One of the worst fears of British producers was that, after Brexit, there would have been no more a European value-added for products exported by the UK, but UK and EU value-added will be separated. Consequently, UK products, that significantly rely on imported components, would have struggled to reach the required threshold to qualify as “Made in the UK” and claim preferential treatment. Lucky for the UK exporters, the UK and EU have agreed on full bilateral cumulation. This means that materials originating from the EU, as well as production carried out within the EU on non-originating materials, may be considered as originating in the UK (and vice versa). (1)
Red light for cars
Yet, bilateral cumulation would still not allow imports from third countries. Due to its heavy involvement in the global value chain, the British car industry is probably the most challenged one. In fact, not only the automotive sector is the UK’s largest exporter of goods (about 80% of cars were exported in 2019), but it also heavily relies on imported intermediate inputs. According to the OECD, in 2011 motor vehicles were among the three British industries with the highest foreign value-added shares in UK exports (44.4%), after Coke & petroleum (56.1%) and Basic metals (51.7%).
Imported inputs come from all around the world. Companies like Honda, Nissan and Toyota import car components from Japan to the UK to only assemble them. According to an estimate of the Society of Motor Manufacturers and Traders, 44% of average UK cars’ components originate from UK suppliers and UK value-added is around 20%. For electric vehicles, batteries can represent between 30% and 50% of the value, and they are mostly produced in China, South Korea and Japan. The European Automobile Manufacturers’ Association (ACEA) had asked a 70% threshold for non-EU and non-British parts for electric cars, against the previous requirement of 55% local value-added. The answer was clear, though.
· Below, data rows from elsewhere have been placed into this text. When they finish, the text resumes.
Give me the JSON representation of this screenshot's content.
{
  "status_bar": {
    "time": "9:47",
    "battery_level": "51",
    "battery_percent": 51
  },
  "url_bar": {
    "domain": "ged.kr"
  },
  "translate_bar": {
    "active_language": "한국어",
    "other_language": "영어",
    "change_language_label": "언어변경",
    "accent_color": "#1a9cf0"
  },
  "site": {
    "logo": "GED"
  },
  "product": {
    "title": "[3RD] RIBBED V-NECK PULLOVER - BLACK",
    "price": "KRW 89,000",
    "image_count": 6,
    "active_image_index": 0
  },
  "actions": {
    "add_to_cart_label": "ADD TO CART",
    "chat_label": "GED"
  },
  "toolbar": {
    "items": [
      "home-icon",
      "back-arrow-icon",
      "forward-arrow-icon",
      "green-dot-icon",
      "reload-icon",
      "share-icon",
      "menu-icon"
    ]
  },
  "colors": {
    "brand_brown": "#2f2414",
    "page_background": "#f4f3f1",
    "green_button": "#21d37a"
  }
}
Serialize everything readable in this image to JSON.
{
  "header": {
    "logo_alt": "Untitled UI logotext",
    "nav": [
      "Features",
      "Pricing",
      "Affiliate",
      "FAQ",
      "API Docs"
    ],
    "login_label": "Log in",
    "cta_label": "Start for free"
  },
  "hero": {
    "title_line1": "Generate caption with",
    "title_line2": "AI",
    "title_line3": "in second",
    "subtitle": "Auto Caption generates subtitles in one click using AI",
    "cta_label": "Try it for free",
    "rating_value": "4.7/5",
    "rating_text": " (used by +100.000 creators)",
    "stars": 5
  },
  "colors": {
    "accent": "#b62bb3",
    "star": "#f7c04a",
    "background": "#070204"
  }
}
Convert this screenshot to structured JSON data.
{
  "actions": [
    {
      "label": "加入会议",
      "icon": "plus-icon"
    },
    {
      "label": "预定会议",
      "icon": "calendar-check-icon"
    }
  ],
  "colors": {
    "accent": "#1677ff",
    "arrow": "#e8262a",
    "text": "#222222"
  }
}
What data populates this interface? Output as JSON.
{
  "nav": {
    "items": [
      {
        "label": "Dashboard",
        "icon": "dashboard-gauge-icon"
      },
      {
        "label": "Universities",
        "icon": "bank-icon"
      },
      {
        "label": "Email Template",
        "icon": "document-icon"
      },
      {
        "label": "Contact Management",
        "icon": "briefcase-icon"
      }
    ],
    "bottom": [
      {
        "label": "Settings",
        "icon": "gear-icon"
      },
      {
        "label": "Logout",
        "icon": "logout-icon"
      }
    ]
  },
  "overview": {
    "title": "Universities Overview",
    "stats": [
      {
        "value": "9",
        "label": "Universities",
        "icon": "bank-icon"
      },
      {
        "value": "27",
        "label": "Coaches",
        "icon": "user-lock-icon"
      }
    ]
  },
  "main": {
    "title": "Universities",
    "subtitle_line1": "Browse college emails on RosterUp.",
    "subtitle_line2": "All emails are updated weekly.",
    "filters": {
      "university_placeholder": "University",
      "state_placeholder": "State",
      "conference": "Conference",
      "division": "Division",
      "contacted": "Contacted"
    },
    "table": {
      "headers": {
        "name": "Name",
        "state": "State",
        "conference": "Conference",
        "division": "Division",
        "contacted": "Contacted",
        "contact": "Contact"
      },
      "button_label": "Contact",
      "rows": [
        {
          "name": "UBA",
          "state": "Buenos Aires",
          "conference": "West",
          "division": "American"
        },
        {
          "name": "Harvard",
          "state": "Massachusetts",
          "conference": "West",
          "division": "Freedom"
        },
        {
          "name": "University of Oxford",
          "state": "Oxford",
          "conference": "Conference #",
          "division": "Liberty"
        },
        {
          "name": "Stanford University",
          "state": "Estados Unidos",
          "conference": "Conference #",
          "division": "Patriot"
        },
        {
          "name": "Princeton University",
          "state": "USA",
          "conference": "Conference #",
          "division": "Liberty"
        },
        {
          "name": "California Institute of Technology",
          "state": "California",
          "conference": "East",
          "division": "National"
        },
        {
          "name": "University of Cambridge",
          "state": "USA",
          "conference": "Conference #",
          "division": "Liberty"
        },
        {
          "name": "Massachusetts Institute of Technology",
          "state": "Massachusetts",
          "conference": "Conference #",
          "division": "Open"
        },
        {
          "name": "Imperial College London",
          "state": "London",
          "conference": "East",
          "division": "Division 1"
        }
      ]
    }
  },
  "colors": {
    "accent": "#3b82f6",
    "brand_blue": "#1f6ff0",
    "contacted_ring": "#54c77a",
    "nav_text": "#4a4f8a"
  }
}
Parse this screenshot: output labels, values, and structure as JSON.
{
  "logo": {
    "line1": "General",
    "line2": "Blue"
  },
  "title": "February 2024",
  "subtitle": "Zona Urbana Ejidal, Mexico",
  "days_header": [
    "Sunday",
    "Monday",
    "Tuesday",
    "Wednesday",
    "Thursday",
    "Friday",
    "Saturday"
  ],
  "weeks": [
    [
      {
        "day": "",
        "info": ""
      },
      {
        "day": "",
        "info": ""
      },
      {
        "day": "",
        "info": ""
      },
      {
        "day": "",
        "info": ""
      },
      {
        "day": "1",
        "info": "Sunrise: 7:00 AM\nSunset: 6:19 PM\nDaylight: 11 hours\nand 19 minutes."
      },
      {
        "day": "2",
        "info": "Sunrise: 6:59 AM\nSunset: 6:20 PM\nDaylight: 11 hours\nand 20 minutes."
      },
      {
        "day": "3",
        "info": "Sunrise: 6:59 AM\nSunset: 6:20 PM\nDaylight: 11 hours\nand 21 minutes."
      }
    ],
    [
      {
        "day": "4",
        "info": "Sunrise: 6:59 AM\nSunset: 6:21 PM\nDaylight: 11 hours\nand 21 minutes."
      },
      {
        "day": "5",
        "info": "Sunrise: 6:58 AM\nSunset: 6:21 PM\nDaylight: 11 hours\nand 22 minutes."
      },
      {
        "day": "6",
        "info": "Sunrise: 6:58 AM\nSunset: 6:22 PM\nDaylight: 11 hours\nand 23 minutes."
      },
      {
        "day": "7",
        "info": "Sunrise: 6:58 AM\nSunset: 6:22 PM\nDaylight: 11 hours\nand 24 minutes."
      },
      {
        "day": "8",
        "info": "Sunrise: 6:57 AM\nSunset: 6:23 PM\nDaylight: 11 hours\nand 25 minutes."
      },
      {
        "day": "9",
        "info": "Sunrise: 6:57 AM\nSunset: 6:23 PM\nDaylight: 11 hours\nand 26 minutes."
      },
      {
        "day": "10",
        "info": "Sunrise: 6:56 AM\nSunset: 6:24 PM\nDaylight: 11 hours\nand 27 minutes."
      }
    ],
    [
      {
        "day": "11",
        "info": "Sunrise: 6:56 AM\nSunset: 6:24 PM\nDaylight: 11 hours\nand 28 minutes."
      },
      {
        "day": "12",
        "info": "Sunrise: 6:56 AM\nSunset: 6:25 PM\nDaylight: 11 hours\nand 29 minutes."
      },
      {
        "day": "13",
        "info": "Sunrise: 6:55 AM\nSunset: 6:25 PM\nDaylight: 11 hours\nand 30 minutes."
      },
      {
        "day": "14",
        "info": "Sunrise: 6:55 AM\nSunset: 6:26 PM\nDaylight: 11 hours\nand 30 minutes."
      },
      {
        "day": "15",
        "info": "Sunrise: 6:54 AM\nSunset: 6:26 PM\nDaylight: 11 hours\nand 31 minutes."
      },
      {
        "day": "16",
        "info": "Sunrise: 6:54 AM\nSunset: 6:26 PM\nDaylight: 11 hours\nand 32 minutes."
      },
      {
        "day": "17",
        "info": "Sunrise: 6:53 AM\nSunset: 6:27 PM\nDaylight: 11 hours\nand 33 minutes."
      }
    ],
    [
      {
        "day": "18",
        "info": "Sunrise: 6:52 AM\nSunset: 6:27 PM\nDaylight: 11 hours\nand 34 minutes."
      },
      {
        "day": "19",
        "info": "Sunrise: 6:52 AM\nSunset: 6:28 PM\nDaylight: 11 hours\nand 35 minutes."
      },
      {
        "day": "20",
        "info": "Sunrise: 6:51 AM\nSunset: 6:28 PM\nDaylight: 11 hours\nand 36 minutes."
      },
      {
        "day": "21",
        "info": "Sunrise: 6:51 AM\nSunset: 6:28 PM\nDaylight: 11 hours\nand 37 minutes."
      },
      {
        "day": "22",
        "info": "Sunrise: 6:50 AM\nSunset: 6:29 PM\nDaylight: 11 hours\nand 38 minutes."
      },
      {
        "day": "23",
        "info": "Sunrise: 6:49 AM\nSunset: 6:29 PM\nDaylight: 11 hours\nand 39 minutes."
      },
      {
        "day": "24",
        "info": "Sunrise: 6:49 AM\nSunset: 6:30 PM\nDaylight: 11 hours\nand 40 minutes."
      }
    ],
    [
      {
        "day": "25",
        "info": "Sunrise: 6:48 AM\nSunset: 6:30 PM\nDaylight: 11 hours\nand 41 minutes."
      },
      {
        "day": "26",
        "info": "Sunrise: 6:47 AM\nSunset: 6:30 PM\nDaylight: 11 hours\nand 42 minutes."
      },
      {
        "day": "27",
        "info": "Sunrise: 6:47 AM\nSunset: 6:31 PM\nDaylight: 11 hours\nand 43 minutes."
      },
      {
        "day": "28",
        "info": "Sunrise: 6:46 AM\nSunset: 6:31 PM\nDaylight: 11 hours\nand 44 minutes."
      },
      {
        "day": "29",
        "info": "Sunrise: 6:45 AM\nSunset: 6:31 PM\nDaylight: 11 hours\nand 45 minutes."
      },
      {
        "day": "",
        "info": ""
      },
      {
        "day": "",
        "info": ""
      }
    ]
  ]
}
No “diagonal cumulation”, meaning that materials originating in third countries do not count to satisfy the origin rules. However, the EU agreed to allow an exemption for electric cars, but only until the end of 2026. Probably foreseeing the EU’s response, Tesla had already decided to build its first major European factory near Berlin in Germany rather than in the UK.
An expensive economic identity
Finally, proving origin is itself costly. Only for administrative costs, the 2013 Trade and Investment Balance of Competence Review estimated that British firms would face costs linked to rules of origin from 4% to 15% of the cost of goods sold. Ultimately, the unintended effect of ROO will be to make UK exporters being less price-competitive in EU markets or choosing to not export at all. Ironically, exporting under the WTO “Most Favoured Nations” clause could turn to be cheaper than preferential tariffs available under the trade agreement.
Nevertheless, the EU has proved to be flexible on the application of rules of origin. One element of flexibility comes with the self-certification of rules of origin, with collecting and maintaining information on the origin of components. Moreover, the UK and EU have agreed a 12-month grace period on rules of origin which should give firms time to adapt to the new regime. During this period, companies will be exempted from administrative obligations, but will still have to comply to ROO. Flexibility around rules of origin was deemed to be key in a highly integrated world. Yet, in a rigid Brexit negotiation process, flexibility appeared to be a challenging but possible achievement.
EU-UK Trade and Cooperation Agreement, 24 December 2020
(1) Bilateral cumulation is not specific to the TCA, but it is already present in other FTAs, like the EU-Japan FTA.